Tenggelamnya isu lingkungan hidup bukan karena tidak penting, melainkan publik saat ini lebih banyak tertarik pada isu yang bombastis, misalnya korupsi. Untuk itu, gerakan lingkungan hidup harus mereposisi diri dan dipadukan dengan isu-isu aktual, seperti korupsi. Publik perlu dan berhak tahu bahwa kerusakan lingkungan hidup terjadi secara "legal" dan sistematis, di antaranya melalui kebijakan negara. Dengan demikian, ada unsur tindak pidana korupsi dalam peristiwa perusakan lingkungan hidup. Ambil contoh, izin-izin pertambangan di hutan lindung atau eksploitasi kayu di kawasan gambut.
Untuk itulah, agar tetap relevan dan mendapat dukungan publik, gerakan penyelamatan lingkungan hidup-di antaranya pada setiap peringatan Hari Bumi-harus sinergis dengan isu-isu aktual, seperti pemanasan global dan korupsi. Publik dan negara harus diedukasi bahwa dampak dari rusak dan dirusaknya lingkungan hidup berakibat fatal secara sosial, ekonomi, dan berjangka panjang.
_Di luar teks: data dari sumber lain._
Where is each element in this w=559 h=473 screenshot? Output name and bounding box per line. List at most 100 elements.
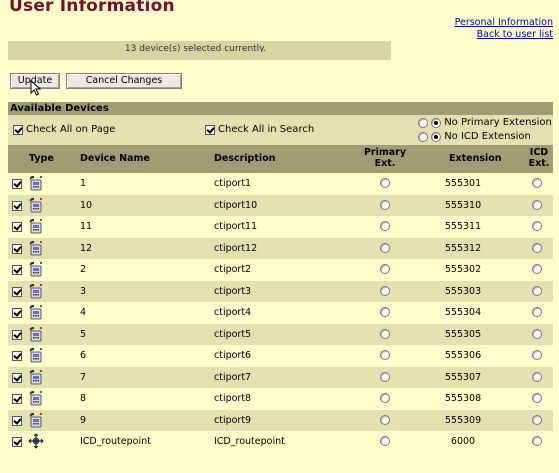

Momentum Pemilihan Umum 2014 hendaknya juga dipergunakan sebagai media untuk mendorong agar partai politik mempunyai platform tentang lingkungan hidup. Selain itu, kita harus mendidik masyarakat agar memilih para calon legislator dan calon presiden/wakil presiden yang mempunyai visi-misi untuk melestarikan lingkungan hidup.